As cardiologists look to the future, however, they’re well aware that technology is not the only drummer to which they’ll march. There’s the less flashy but still hugely powerful pay-for-performance model that’s emerging—one that rewards providers for improved quality and outcomes and puts a premium on data reporting, benchmarking, risk management and team-based care. As American College of Cardiology (ACC) President Richard Chazal, MD, puts it, “Technology tells us what we can do, but data and outcomes research tell us whether or not we should do it.” Pointing to the profound impact MACRA and AUC are already having on how medicine is practiced, Chazal adds, “I believe our principal investment will not be so much in hardware-type technology, but in our ability to harvest, analyze and act upon data.”

National registries like ACC’s National Cardiovascular Data Registry, which captures reams of clinical data and converts it into AUCs and other practice guidelines, and mobile tools like SCAI’s AUC calculator, a downloadable app for smartphones, tablets and laptops that allows physicians to assess the prudence of revascularization on a patient-by-patient basis, are windows into this data-fueled future. “There will be a lot more awareness of public reporting of data and documenting why the procedures we’re doing are appropriate,” acknowledges John P. Reilly, MD, vice chair of the Department of Cardiology at Ochsner Medical Center in New Orleans. “And that’s an area where we haven’t done a good enough job in the past.”

Another quality-based trend that will prompt cardiologists to rethink how they practice is team-based care.

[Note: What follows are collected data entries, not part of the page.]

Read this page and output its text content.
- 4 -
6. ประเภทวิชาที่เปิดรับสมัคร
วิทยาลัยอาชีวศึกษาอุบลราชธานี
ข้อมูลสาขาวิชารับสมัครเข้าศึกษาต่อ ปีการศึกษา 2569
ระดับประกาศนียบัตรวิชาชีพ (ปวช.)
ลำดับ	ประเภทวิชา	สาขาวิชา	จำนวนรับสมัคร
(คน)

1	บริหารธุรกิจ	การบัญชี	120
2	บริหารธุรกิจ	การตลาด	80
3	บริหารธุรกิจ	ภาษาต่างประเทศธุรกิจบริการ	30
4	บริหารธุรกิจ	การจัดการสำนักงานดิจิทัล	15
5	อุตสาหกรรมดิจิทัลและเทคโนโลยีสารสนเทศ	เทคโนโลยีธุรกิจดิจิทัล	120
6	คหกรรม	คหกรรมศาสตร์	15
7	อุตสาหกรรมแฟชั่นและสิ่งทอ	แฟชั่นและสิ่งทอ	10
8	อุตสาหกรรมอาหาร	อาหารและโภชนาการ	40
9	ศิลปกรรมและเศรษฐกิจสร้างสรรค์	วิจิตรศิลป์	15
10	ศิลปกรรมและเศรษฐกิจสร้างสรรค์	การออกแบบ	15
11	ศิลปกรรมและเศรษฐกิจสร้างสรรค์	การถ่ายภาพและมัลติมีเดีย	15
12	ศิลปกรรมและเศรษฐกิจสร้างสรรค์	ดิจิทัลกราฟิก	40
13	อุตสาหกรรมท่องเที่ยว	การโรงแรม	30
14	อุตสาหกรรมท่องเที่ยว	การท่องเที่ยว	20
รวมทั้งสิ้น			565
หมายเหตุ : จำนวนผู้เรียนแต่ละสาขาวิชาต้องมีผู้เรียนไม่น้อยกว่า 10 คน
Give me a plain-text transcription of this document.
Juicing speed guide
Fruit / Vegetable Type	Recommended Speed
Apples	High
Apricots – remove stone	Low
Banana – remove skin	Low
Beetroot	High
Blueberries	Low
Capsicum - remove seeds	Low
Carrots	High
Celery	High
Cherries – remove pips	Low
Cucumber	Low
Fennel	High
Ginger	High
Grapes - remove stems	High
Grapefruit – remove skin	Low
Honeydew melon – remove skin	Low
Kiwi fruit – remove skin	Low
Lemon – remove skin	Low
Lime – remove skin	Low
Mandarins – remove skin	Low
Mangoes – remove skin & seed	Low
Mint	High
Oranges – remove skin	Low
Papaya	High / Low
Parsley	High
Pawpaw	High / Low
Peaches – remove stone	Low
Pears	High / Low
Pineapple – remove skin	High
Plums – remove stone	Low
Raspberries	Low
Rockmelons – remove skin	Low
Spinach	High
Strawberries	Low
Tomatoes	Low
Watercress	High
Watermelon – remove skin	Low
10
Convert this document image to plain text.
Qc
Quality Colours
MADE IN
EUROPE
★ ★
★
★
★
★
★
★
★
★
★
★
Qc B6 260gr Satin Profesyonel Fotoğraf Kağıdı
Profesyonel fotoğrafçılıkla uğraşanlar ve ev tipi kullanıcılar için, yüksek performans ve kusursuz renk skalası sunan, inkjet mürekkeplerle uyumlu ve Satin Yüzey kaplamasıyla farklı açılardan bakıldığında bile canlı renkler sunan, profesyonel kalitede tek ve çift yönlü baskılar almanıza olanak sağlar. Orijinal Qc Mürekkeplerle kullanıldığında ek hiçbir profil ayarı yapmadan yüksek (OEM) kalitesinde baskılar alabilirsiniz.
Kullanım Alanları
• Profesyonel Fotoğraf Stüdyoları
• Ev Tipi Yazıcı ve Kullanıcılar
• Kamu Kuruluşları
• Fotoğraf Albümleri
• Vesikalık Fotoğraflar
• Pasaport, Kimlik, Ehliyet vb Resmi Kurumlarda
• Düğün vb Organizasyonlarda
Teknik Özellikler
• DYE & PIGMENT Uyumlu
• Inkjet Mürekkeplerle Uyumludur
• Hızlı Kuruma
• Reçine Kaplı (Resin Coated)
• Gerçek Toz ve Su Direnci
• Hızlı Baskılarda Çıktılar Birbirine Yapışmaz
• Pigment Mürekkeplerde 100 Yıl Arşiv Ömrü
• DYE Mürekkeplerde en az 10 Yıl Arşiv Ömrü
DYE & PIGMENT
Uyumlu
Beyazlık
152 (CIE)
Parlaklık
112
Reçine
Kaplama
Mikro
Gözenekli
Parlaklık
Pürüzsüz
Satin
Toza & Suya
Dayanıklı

Hitting the quality and performance targets being set by Medicare and other payers will require more integrated patient care models. “Especially in cases like structural heart disease and TAVR, you need the input of not just surgeons and the heart team but nurses, technologists and others involved in making decisions at different points of the patient’s care,” points out Mehran. A novel addition to that team might even be “scribes,” as Aronow sees it, to help manage documentation requirements and “reorient the provider away from the computer screen and toward the patient once again.” Nevertheless, a look into the future convinces him that “much work on cost-effectiveness and cost-utility will be needed to guide medical decision-making.”